I don’t want to know, and you don’t want to know either was all Sloan was told.
Sloan, now chairman of the board of directors for Michigan-based Spartan Motors Inc., was in Fort Wayne for an event sponsored by Leadership Fort Wayne’s Northeast Indiana Nonprofit Alliance.
I was among the people who packed the room at the History Center on June 4 to hear Sloan speak.
The topic of his presentation was ethics, which he was addressing through the prism of his experience working in a position that put him close to the White House and arguably the most powerful man in the world, the president.
But in the four decades since Watergate, ethics have become a resonating issue in politics, business and journalism. Ethics scandals have led to trials, convictions, embarrassment and humiliation.
The advice from Sloan that struck a chord with me: You really do have the right, and sometimes the obligation, to ask why. And when you don’t get an answer, that’s the red flag.
In 1972, Sloan was the treasurer of the Committee to Re-elect the President – Richard M. Nixon. Just days after he gave the cash to Liddy, news broke that Liddy and four accomplices had been arrested in connection with the burglary of the Democratic National Committee headquarters at the Watergate office building in Washington, D.C. Sloan was one of the few Watergate figures who refused to lie and who emerged from the scandal with his honor intact.
He is also one of the few who refused to cash in on his connection to that era of history.
It was (a) conscience decision, he said. Watergate destroyed families. People went to jail.
I have no interest in making money off of others’ tragedies, he said.
Sloan joked with his audience that the only compensation he accepted for his appearance at the History Center was the bottle of water given to him by Becky Hill, the executive director of the sponsoring alliance and a longtime friend of Sloan’s.
Soon after the arrests, which occurred 40 years ago today, it came out that the Watergate burglars were holding $100 bills in sequential order, which was how I (had) paid Liddy, Sloan said.
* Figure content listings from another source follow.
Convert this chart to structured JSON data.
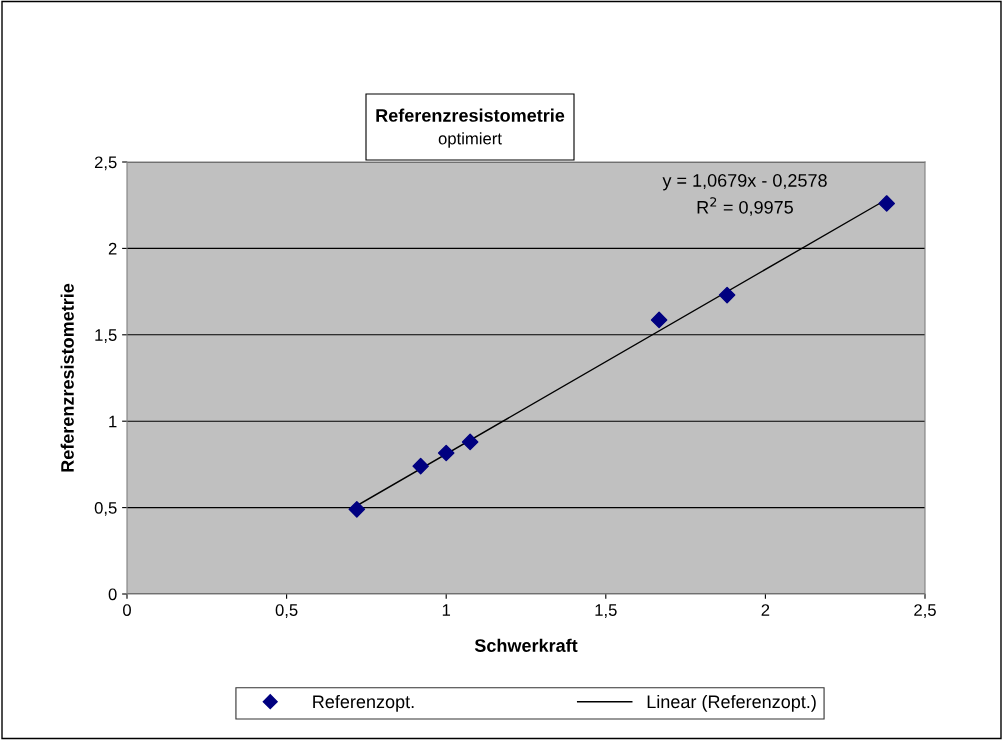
{
  "chart_data": {
    "type": "scatter",
    "title": "Referenzresistometrie",
    "subtitle": "optimiert",
    "xlabel": "Schwerkraft",
    "ylabel": "Referenzresistometrie",
    "series": [
      {
        "name": "Referenzopt.",
        "color": "#000080",
        "marker": "diamond",
        "x": [
          0.72,
          0.92,
          1.0,
          1.075,
          1.667,
          1.88,
          2.38
        ],
        "values": [
          0.49,
          0.74,
          0.816,
          0.88,
          1.586,
          1.73,
          2.26
        ]
      },
      {
        "name": "Linear (Referenzopt.)",
        "type": "line",
        "color": "#000000",
        "line_style": "solid",
        "marker": "none",
        "x": [
          0.72,
          2.38
        ],
        "values": [
          0.511,
          2.284
        ]
      }
    ],
    "annotations": [
      "y = 1,0679x - 0,2578",
      "R$^{2}$ = 0,9975"
    ],
    "xlim": [
      0,
      2.5
    ],
    "ylim": [
      0,
      2.5
    ],
    "xticks": [
      0,
      {
        "value": 0.5,
        "label": "0,5"
      },
      1,
      {
        "value": 1.5,
        "label": "1,5"
      },
      2,
      {
        "value": 2.5,
        "label": "2,5"
      }
    ],
    "yticks": [
      0,
      {
        "value": 0.5,
        "label": "0,5"
      },
      1,
      {
        "value": 1.5,
        "label": "1,5"
      },
      2,
      {
        "value": 2.5,
        "label": "2,5"
      }
    ],
    "grid": "y",
    "legend": "bottom"
  }
}
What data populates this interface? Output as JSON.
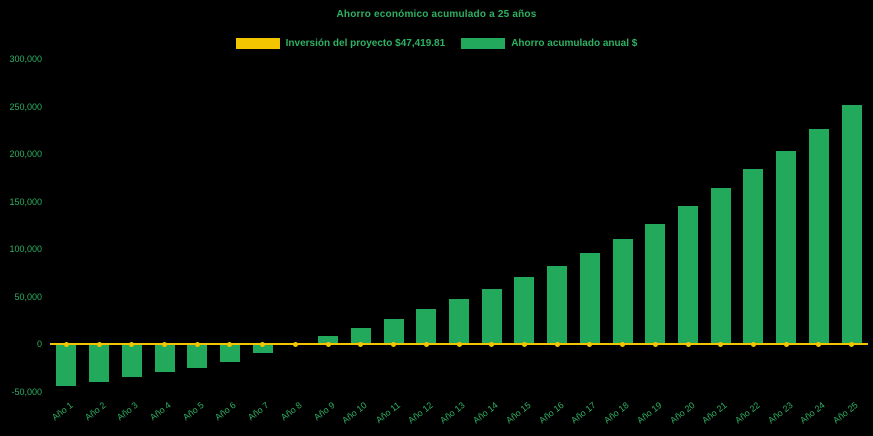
{
  "chart_data": {
    "type": "bar",
    "title": "Ahorro económico acumulado a 25 años",
    "background": "#000000",
    "text_color": "#2db263",
    "grid": false,
    "legend_position": "top",
    "ylim": [
      -50000,
      300000
    ],
    "y_ticks": [
      300000,
      250000,
      200000,
      150000,
      100000,
      50000,
      0,
      -50000
    ],
    "y_tick_labels": [
      "300,000",
      "250,000",
      "200,000",
      "150,000",
      "100,000",
      "50,000",
      "0",
      "-50,000"
    ],
    "categories": [
      "Año 1",
      "Año 2",
      "Año 3",
      "Año 4",
      "Año 5",
      "Año 6",
      "Año 7",
      "Año 8",
      "Año 9",
      "Año 10",
      "Año 11",
      "Año 12",
      "Año 13",
      "Año 14",
      "Año 15",
      "Año 16",
      "Año 17",
      "Año 18",
      "Año 19",
      "Año 20",
      "Año 21",
      "Año 22",
      "Año 23",
      "Año 24",
      "Año 25"
    ],
    "series": [
      {
        "name": "Inversión del proyecto $47,419.81",
        "type": "line",
        "color": "#f2c500",
        "constant_value": 0
      },
      {
        "name": "Ahorro acumulado anual $",
        "type": "bar",
        "color": "#23a95c",
        "values": [
          -44000,
          -39000,
          -34500,
          -29500,
          -24500,
          -18500,
          -9500,
          -1000,
          8500,
          17500,
          26500,
          37000,
          47500,
          58500,
          70500,
          82500,
          96000,
          110500,
          127000,
          145000,
          164500,
          184000,
          203500,
          226500,
          252000
        ]
      }
    ]
  }
}
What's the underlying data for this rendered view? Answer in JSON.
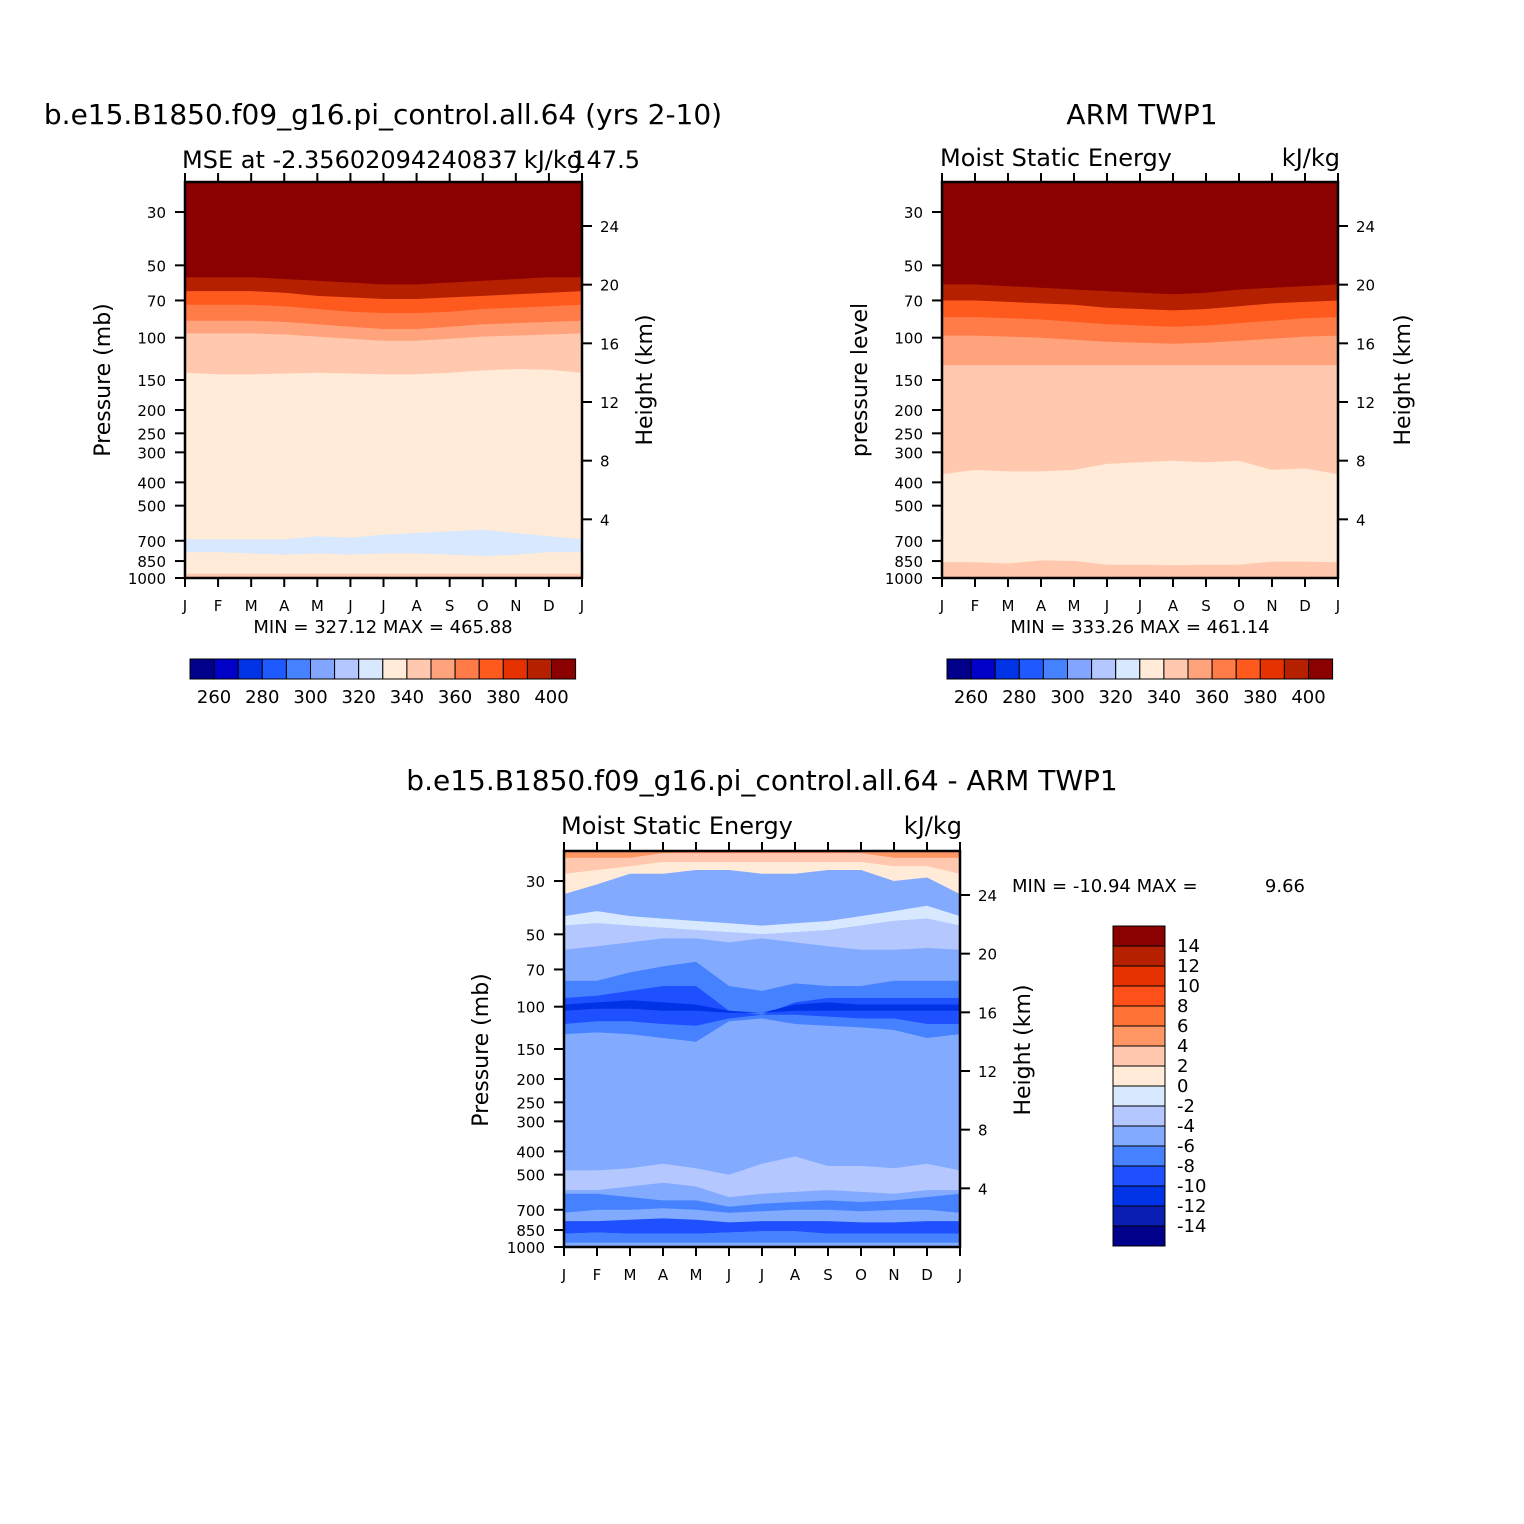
{
  "colors": {
    "mse_levels": [
      "#00008b",
      "#0000c8",
      "#0032e6",
      "#1e5aff",
      "#4682ff",
      "#82a5ff",
      "#b4c8ff",
      "#d7e8ff",
      "#ffebd7",
      "#ffc8af",
      "#ffa37d",
      "#ff7c48",
      "#ff5a1e",
      "#e63200",
      "#b42000",
      "#8b0000"
    ],
    "diff_levels": [
      "#00008b",
      "#0a1eb4",
      "#0032e6",
      "#1e50ff",
      "#4682ff",
      "#82aaff",
      "#b4c8ff",
      "#d7e8ff",
      "#ffebd7",
      "#ffc8af",
      "#ff9664",
      "#ff7337",
      "#ff5019",
      "#e63200",
      "#b42000",
      "#8b0000"
    ]
  },
  "chart_data": [
    {
      "id": "model",
      "type": "contour",
      "suptitle": "b.e15.B1850.f09_g16.pi_control.all.64 (yrs 2-10)",
      "left_title": "MSE at -2.35602094240837",
      "right_title": "kJ/kg",
      "extra_title": "147.5",
      "ylabel": "Pressure (mb)",
      "ylabel_right": "Height (km)",
      "x_ticks": [
        "J",
        "F",
        "M",
        "A",
        "M",
        "J",
        "J",
        "A",
        "S",
        "O",
        "N",
        "D",
        "J"
      ],
      "p_ticks": [
        "30",
        "50",
        "70",
        "100",
        "150",
        "200",
        "250",
        "300",
        "400",
        "500",
        "700",
        "850",
        "1000"
      ],
      "z_ticks": [
        "24",
        "20",
        "16",
        "12",
        "8",
        "4"
      ],
      "minmax": "MIN = 327.12 MAX = 465.88",
      "units": "kJ/kg",
      "levels_labels": [
        "260",
        "280",
        "300",
        "320",
        "340",
        "360",
        "380",
        "400"
      ],
      "contour_levels": [
        250,
        260,
        270,
        280,
        290,
        300,
        310,
        320,
        330,
        340,
        350,
        360,
        370,
        380,
        390,
        400
      ],
      "band_boundaries_mb": {
        "dark_top": [
          56,
          56,
          56,
          57,
          58,
          59,
          60,
          60,
          59,
          58,
          57,
          56,
          56
        ],
        "level_390": [
          64,
          64,
          64,
          65,
          67,
          68,
          69,
          69,
          68,
          67,
          66,
          65,
          64
        ],
        "level_380": [
          73,
          73,
          73,
          74,
          76,
          78,
          79,
          79,
          78,
          76,
          75,
          74,
          73
        ],
        "level_370": [
          85,
          85,
          85,
          86,
          88,
          90,
          92,
          92,
          90,
          88,
          87,
          86,
          85
        ],
        "level_360": [
          96,
          96,
          96,
          97,
          99,
          101,
          103,
          103,
          101,
          99,
          98,
          97,
          96
        ],
        "level_350": [
          140,
          142,
          142,
          141,
          140,
          141,
          142,
          142,
          140,
          137,
          135,
          136,
          140
        ],
        "level_330_upper": [
          690,
          690,
          690,
          690,
          670,
          680,
          660,
          650,
          640,
          630,
          650,
          670,
          690
        ],
        "level_330_lower": [
          780,
          780,
          790,
          800,
          790,
          800,
          790,
          790,
          800,
          810,
          800,
          780,
          780
        ]
      }
    },
    {
      "id": "obs",
      "type": "contour",
      "suptitle": "ARM TWP1",
      "left_title": "Moist Static Energy",
      "right_title": "kJ/kg",
      "ylabel": "pressure level",
      "ylabel_right": "Height (km)",
      "x_ticks": [
        "J",
        "F",
        "M",
        "A",
        "M",
        "J",
        "J",
        "A",
        "S",
        "O",
        "N",
        "D",
        "J"
      ],
      "p_ticks": [
        "30",
        "50",
        "70",
        "100",
        "150",
        "200",
        "250",
        "300",
        "400",
        "500",
        "700",
        "850",
        "1000"
      ],
      "z_ticks": [
        "24",
        "20",
        "16",
        "12",
        "8",
        "4"
      ],
      "minmax": "MIN = 333.26 MAX = 461.14",
      "units": "kJ/kg",
      "levels_labels": [
        "260",
        "280",
        "300",
        "320",
        "340",
        "360",
        "380",
        "400"
      ],
      "contour_levels": [
        250,
        260,
        270,
        280,
        290,
        300,
        310,
        320,
        330,
        340,
        350,
        360,
        370,
        380,
        390,
        400
      ],
      "band_boundaries_mb": {
        "dark_top": [
          60,
          60,
          61,
          62,
          63,
          64,
          65,
          66,
          65,
          63,
          62,
          61,
          60
        ],
        "level_390": [
          70,
          70,
          71,
          72,
          73,
          75,
          76,
          77,
          76,
          74,
          72,
          71,
          70
        ],
        "level_380": [
          82,
          82,
          83,
          84,
          86,
          88,
          89,
          90,
          89,
          87,
          85,
          83,
          82
        ],
        "level_370": [
          98,
          98,
          99,
          100,
          102,
          104,
          105,
          106,
          105,
          103,
          101,
          99,
          98
        ],
        "level_360": [
          130,
          130,
          130,
          130,
          130,
          130,
          130,
          130,
          130,
          130,
          130,
          130,
          130
        ],
        "level_350": [
          370,
          355,
          360,
          360,
          355,
          335,
          330,
          325,
          330,
          325,
          355,
          350,
          370
        ],
        "level_340": [
          860,
          860,
          870,
          845,
          850,
          880,
          880,
          885,
          880,
          880,
          855,
          855,
          860
        ]
      }
    },
    {
      "id": "diff",
      "type": "contour",
      "suptitle": "b.e15.B1850.f09_g16.pi_control.all.64 - ARM TWP1",
      "left_title": "Moist Static Energy",
      "right_title": "kJ/kg",
      "ylabel": "Pressure (mb)",
      "ylabel_right": "Height (km)",
      "x_ticks": [
        "J",
        "F",
        "M",
        "A",
        "M",
        "J",
        "J",
        "A",
        "S",
        "O",
        "N",
        "D",
        "J"
      ],
      "p_ticks": [
        "30",
        "50",
        "70",
        "100",
        "150",
        "200",
        "250",
        "300",
        "400",
        "500",
        "700",
        "850",
        "1000"
      ],
      "z_ticks": [
        "24",
        "20",
        "16",
        "12",
        "8",
        "4"
      ],
      "minmax_label": "MIN = -10.94 MAX =",
      "max_value": "9.66",
      "units": "kJ/kg",
      "levels_labels": [
        "14",
        "12",
        "10",
        "8",
        "6",
        "4",
        "2",
        "0",
        "-2",
        "-4",
        "-6",
        "-8",
        "-10",
        "-12",
        "-14"
      ],
      "contour_levels": [
        -14,
        -12,
        -10,
        -8,
        -6,
        -4,
        -2,
        0,
        2,
        4,
        6,
        8,
        10,
        12,
        14
      ]
    }
  ]
}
Because he knew he would be called to testify, he sought advice from his bosses. When he made it clear he had no intention of perjuring himself, he was told, You may have to.
John Mitchell (director of the campaign) just told me, When the going gets tough, the tough get going.’ Which at the time I didn’t think was particularly helpful advice, Sloan said. But I took his advice. I resigned.
Sloan said he had long been puzzled by those who chose to lie. He speculated that some were young and did it to protect their bosses. But he decided, I wasn’t going to be a victim, I wasn’t going to be a scapegoat.
His loyalty was questioned.
But I came to the conclusion: I didn’t leave the team, the team left me, he said. Loyalty and respect have to be earned. If anyone asks you to sacrifice your integrity, they don’t deserve your loyalty or respect.
An audience member asked Sloan whether Watergate and the experience of dealing with unethical people had jaded him or had changed the way he dealt with people throughout his business career.
The experience led me to mentor young people, he said. When I see them trying to cut corners, I spend a little extra time with them behind the woodshed and I try to point them in the right direction.